Retornando às leis de eiruv, Rav Ḥiyya bar Rav Ashi disse que Rav disse: Pode-se estabelecer um eiruv com carne crua porque ela pode ser comida quando necessário, embora normalmente não seja considerada alimento. Rav Shimi bar Ḥiyya disse: Pode-se também estabelecer um eiruv com ovos crus. A Guemará pergunta: Quantos ovos são necessários para um eiruv? Rav Naḥman bar Yitzḥak disse: Um. Sinai, um apelido de Rav Yosef, disse: Dois.

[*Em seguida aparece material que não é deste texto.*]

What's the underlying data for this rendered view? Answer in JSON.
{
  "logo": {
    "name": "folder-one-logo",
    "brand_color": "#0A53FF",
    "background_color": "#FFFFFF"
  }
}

הַנּוֹדֵר מִן הַמָּזוֹן, מוּתָּר בַּמַּיִם כּוּ׳. מֶלַח וּמַיִם הוּא דְּלָא אִיקְּרִי מָזוֹן, הָא כׇּל מִילֵּי אִיקְּרִי מָזוֹן. לֵימָא תֶּיהְוֵי תְּיוּבְתָּא דְּרַב וּשְׁמוּאֵל. דְּרַב וּשְׁמוּאֵל דְּאָמְרִי תַּרְוַיְיהוּ: אֵין מְבָרְכִין ״בּוֹרֵא מִינֵי מְזוֹנוֹת״ אֶלָּא עַל חֲמֵשֶׁת הַמִּינִין בִּלְבַד.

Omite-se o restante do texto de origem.